6. Matrix multiplication is a binary operation on the set of all 2-by-2 matrices ( also on the set of all 3-by-3 matrices,…)

7. Let S denote the set of all functions from R to R, that is the set of all functions which map real numbers onto real numbers. We write mappings on the write, so xf is the image of the point x under the function f. Given two functions f, g in S, we define their product fg to be the composite function, defined by
   xfg = (xf)g
   i.e, to find the image of any point x under f*g, first apply f to x, to obtain xf, and then apply g to xf to get (xf)g.
   Then * is a binary product on S. Sets of functions under composition are of the highest importance in algebra.
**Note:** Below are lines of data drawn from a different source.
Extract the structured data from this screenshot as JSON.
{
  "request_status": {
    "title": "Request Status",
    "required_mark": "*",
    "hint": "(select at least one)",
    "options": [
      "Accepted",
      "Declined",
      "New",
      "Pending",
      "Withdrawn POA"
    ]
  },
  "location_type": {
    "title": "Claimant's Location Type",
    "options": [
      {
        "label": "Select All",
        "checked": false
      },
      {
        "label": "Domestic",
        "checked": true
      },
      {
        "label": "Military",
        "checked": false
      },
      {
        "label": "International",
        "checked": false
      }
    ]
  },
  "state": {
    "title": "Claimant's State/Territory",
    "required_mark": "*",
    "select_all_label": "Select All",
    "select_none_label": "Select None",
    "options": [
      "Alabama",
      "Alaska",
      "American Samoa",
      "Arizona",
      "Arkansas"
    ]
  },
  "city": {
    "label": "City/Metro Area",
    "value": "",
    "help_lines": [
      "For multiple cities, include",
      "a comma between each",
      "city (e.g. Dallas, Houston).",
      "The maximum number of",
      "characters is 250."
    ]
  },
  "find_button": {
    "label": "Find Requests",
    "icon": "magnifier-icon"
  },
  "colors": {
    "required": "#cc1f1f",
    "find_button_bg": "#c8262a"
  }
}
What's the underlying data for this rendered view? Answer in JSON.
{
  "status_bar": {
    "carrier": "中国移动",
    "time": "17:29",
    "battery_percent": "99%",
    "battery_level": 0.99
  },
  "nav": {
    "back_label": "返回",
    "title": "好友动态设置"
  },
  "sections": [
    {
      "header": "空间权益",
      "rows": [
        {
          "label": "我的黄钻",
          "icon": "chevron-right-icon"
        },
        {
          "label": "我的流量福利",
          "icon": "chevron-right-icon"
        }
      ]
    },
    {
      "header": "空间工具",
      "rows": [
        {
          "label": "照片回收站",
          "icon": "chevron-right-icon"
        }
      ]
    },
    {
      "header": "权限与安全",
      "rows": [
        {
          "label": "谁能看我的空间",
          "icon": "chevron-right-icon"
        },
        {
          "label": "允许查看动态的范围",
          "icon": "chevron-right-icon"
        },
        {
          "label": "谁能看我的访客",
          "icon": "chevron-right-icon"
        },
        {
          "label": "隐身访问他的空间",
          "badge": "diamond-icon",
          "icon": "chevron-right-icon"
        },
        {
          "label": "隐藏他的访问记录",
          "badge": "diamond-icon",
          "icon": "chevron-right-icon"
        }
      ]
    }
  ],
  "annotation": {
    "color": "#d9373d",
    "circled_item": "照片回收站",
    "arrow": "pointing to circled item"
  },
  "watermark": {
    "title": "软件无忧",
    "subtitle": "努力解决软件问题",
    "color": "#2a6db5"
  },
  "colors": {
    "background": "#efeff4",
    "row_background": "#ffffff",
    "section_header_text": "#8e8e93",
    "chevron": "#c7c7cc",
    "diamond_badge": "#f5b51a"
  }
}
Let me know how much sense all that makes and we can move on from their.

[Sacroiliac]

Let me know how much sense all that makes and we can move on from their.

It made a lot sense, and I really appreciate your answer.

I’ve self-studied calculus, ordinary and partial differential equation, and a real simple linear algebra text (Elementary Linear Algebra by Anton Rorres). But I haven’t run across this terminology before, is this covered in Real Analysis or something?

In the sentence I quoted above it says a closed algebraic structure with “a” binary operation. Why the “a”? Does this refer to a “composition of two functions” or just any old binary operation?

Why are Sets of functions under compositionof the highest importance in algebra.? Does any of this stuff have to do with vector spaces and the closure axiom? Thanks again for your help, and just ignore me if I ask too many stupid questions. The subtle deeper meanings of absract math tends to ellude me.

[Jabba]

Let me know how much sense all that makes and we can move on from their.

:smack: Move on from their what? I can’t believe I wrote that. One day I’ll make a post that makes me look intelligent rather than illiterate.

Firstly, don’t worry, your questions aren’t stupid. These are difficult subjects. Just keep plugging away and keep asking questions when you get stuck and we’ll get there/their/they’re in the end.

Now let’s recap associativity. A product * is associative if, for every choice of a, b and c,
(ab)c = a(bc)
This means that to find the product of a, b and c ( in that order), we have two choices:
(i) Find the product ab. Call it d. The find the product dc.
(ii) Find the product bc. Call it e. Then find the product ae.
The associative law says that these two products will be equal.

To relate this to the earlier examples:
1/2/3) Addition and multiplication are associative.
4) Not associative: (a/b)/c is in general not equal to a/(b/c)
5)Not associative: (a - b) - c is not equal to a - ( b - c) in general.
6) Associative
7) Associative

A product * is called commutative if, for every a and b,
ab = ba
Associativity and commutativity are quite independent. In example 6, matrix multiplication is associative but not commutative. You cannot change the order of terms in a product unless * is commutative.

The operation of taking the composite of functions is associative. When we consider a set of functions it is almost always composition that we have in mind for the product. When using this as our product, we must take particular care to check that closure holds. So the force of the sentence you quoted in your OP is that the composition of two Lorentz transformations is again a Lorentz transformation. I would assume that this was proved just before the part you quoted, and that this is the “This” at the beginning of the quotation.

For the use of the word “a”, I would read the sentence as:
closed algebraic structure with ( a binary operation which is associative)
The “closed” is just the point I made in example 5 of my second post. The product of two elements of S again lies in S. The sentence is stressing that the product is associative.

Finally, you asked why sets of transformations are important. This comes from group theory. There is a result, called Cayley’s Theorem, which says that every group is isomorphic to a group of transformations ( that is 1-to-1 correspondences on a set).